Open GAURAVSH19 opened 1 year ago
@GAURAVSH19, could you try our benchmark tools like the following in a conda environment with python 3.8 or 3.9:
conda create --name ort python=3.8
conda activate ort
conda install pytorch torchvision torchaudio cpuonly -c pytorch
pip install onnx onnxruntime coloredlogs packaging psutil py3nvml numpy transformers py-cpuinfo sympy protobuf==3.20.1
python -m onnxruntime.transformers.benchmark -m bert-large-uncased --model_class AutoModel --provider CPU -p fp32 -o by_script -i 3 -t 100 -b 1 -s 128 -n 8 16 32 64 128
python -m onnxruntime.transformers.machine_info
The benchmark output will tell the performance of different number of threads.
The last command will print your package and system info. Just to make sure the packages are same version so that the comparison is apple to apple, and check cpu flags to see whether there is avx512*.
Describe the issue
Hello,
I have been using onnxruntime on both Linux and Windows. What I observe is that when I run BERT model for inferencing, there is a huge performance difference. On a Linux machine performance is almost 80% more than a Windows machine. Here is the system configuration I am using.

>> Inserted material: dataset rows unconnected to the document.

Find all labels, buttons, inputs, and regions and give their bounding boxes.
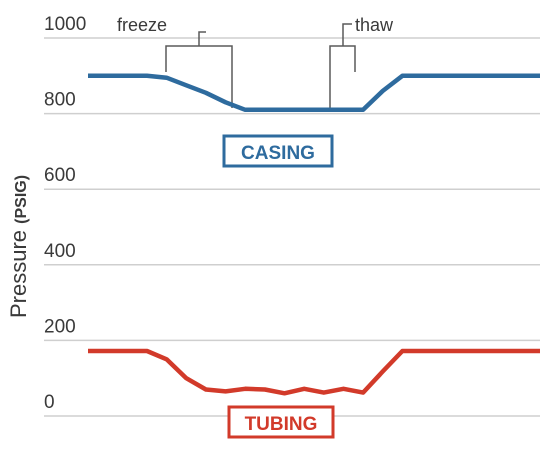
freeze-label: freeze (117, 15, 167, 35)
y-axis-label-unit-close: ) (13, 175, 30, 180)
tubing-label: TUBING (245, 414, 318, 435)
tubing-series-line (88, 348, 540, 396)
y-axis-label-unit-open: ( (13, 218, 30, 224)
y-tick-label-400: 400 (44, 241, 76, 262)
thaw-bracket (329, 45, 356, 108)
tubing-label-border (227, 405, 335, 439)
y-tick-labels: 0 200 400 600 800 1000 (44, 14, 86, 413)
casing-legend-box: CASING (222, 134, 334, 168)
thaw-annotation: thaw (329, 15, 394, 108)
tubing-legend-box: TUBING (227, 405, 335, 439)
y-tick-label-800: 800 (44, 90, 76, 111)
thaw-leader (342, 23, 352, 46)
casing-series-line (88, 73, 540, 113)
casing-label-border (222, 134, 334, 168)
casing-label: CASING (241, 143, 315, 164)
y-tick-label-0: 0 (44, 392, 55, 413)
y-tick-label-600: 600 (44, 165, 76, 186)
grid-lines (44, 37, 540, 417)
y-tick-label-1000: 1000 (44, 14, 86, 35)
y-tick-label-200: 200 (44, 316, 76, 337)
y-axis-label-unit: PSIG (13, 180, 30, 218)
y-axis-label: Pressure (PSIG) (6, 175, 31, 318)
freeze-leader (198, 31, 206, 46)
freeze-annotation: freeze (117, 15, 233, 108)
y-axis-label-text: Pressure (6, 230, 31, 318)
thaw-label: thaw (355, 15, 394, 35)
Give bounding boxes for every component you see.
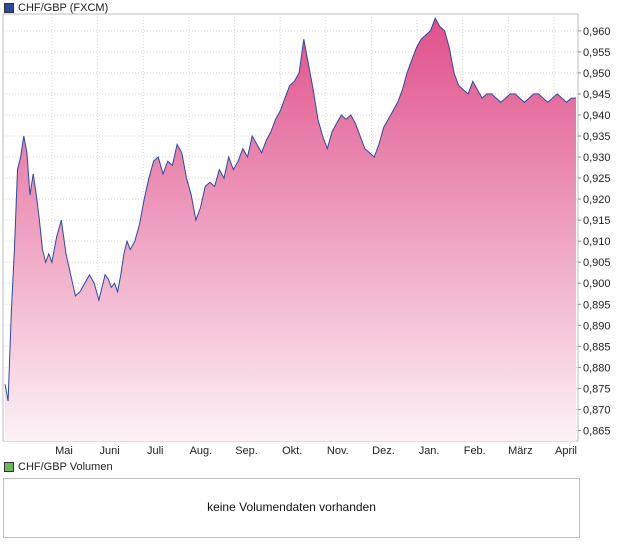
y-tick-label: 0,955: [583, 47, 611, 59]
x-tick-label: Sep.: [235, 445, 258, 457]
price-legend-label: CHF/GBP (FXCM): [18, 2, 109, 14]
x-tick-label: Feb.: [464, 445, 486, 457]
x-tick-label: Nov.: [327, 445, 349, 457]
price-legend: CHF/GBP (FXCM): [4, 2, 108, 14]
x-tick-label: Juli: [147, 445, 164, 457]
y-tick-label: 0,910: [583, 236, 611, 248]
y-tick-label: 0,960: [583, 26, 611, 38]
volume-panel: keine Volumendaten vorhanden: [3, 478, 580, 538]
y-axis-tick-labels: 0,865 0,870 0,875 0,880 0,885 0,890 0,895 0,900…: [583, 26, 611, 438]
volume-legend-label: CHF/GBP Volumen: [18, 461, 113, 473]
price-line: [4, 17, 576, 402]
x-tick-label: Mai: [55, 445, 73, 457]
price-area-fill: [5, 18, 576, 441]
x-tick-label: März: [508, 445, 532, 457]
price-legend-swatch: [4, 3, 14, 13]
x-tick-label: Jan.: [419, 445, 440, 457]
volume-empty-message: keine Volumendaten vorhanden: [207, 500, 376, 514]
y-gridlines: [3, 30, 581, 431]
y-tick-label: 0,895: [583, 299, 611, 311]
y-tick-label: 0,890: [583, 320, 611, 332]
x-tick-label: Aug.: [190, 445, 213, 457]
x-tick-label: Okt.: [282, 445, 302, 457]
y-tick-label: 0,930: [583, 152, 611, 164]
x-tick-label: Dez.: [372, 445, 395, 457]
y-tick-label: 0,905: [583, 257, 611, 269]
y-tick-label: 0,950: [583, 68, 611, 80]
y-tick-label: 0,935: [583, 131, 611, 143]
y-tick-label: 0,865: [583, 425, 611, 437]
y-tick-label: 0,925: [583, 173, 611, 185]
x-tick-label: April: [555, 445, 577, 457]
y-tick-label: 0,945: [583, 89, 611, 101]
y-tick-label: 0,900: [583, 278, 611, 290]
price-chart: 0,865 0,870 0,875 0,880 0,885 0,890 0,895 0,900…: [2, 13, 611, 457]
y-tick-label: 0,915: [583, 215, 611, 227]
y-tick-label: 0,920: [583, 194, 611, 206]
x-tick-label: Juni: [100, 445, 120, 457]
y-tick-label: 0,870: [583, 404, 611, 416]
y-tick-label: 0,880: [583, 362, 611, 374]
y-tick-label: 0,940: [583, 110, 611, 122]
x-axis-tick-labels: Mai Juni Juli Aug. Sep. Okt. Nov. Dez. Jan. Feb. M…: [55, 445, 577, 457]
volume-legend: CHF/GBP Volumen: [4, 461, 113, 473]
y-tick-label: 0,875: [583, 383, 611, 395]
volume-legend-swatch: [4, 462, 14, 472]
y-tick-label: 0,885: [583, 341, 611, 353]
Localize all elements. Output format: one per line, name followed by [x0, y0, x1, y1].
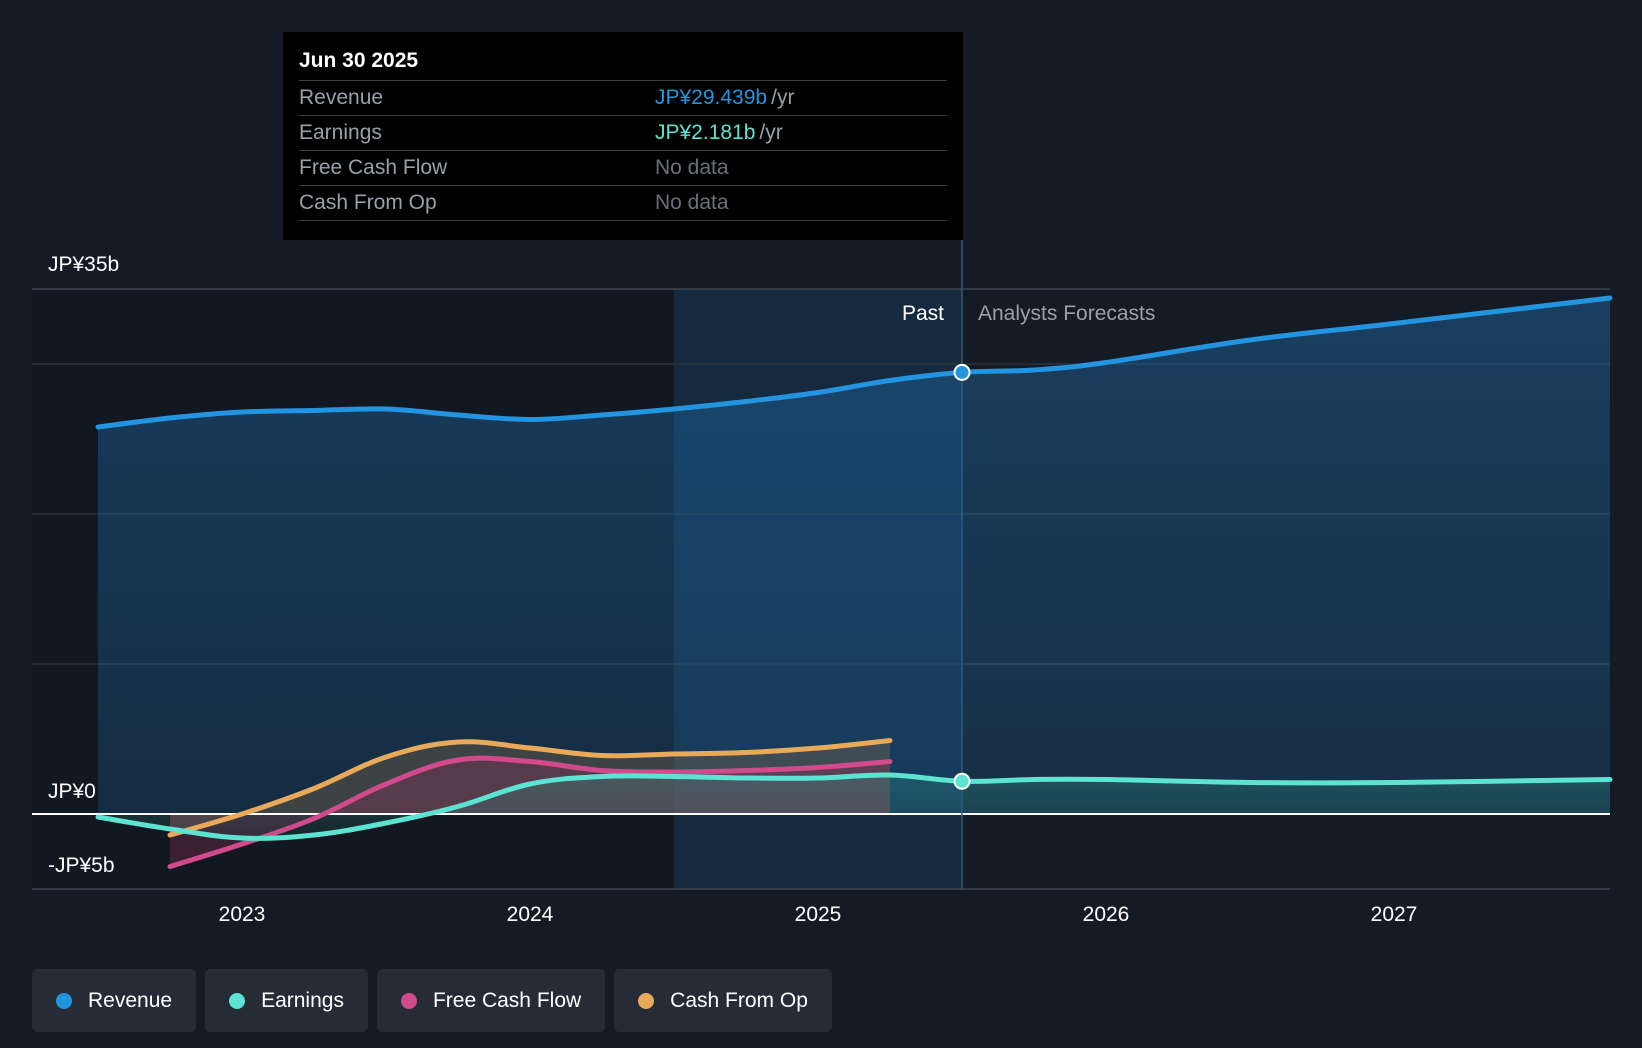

Inference Type : CPU Inferencing. Processor Information : AMD Ryzen Threadripper PRO 3995 WX 64 cores. RAM Size : 512 GB
To reproduce
1) Build onnxruntime from source. 2) Install .whl file. 3) Run an inference test for BERT large uncased model.
Urgency
No response
Platform
Windows
OS Version
10.0.19044 Build 19044
ONNX Runtime Installation
Built from Source
ONNX Runtime Version or Commit ID
1.10.0
ONNX Runtime API
C++
Architecture
X64
Execution Provider
Default CPU
Execution Provider Library Version
No response
Model File
*
Is this a quantized model?
No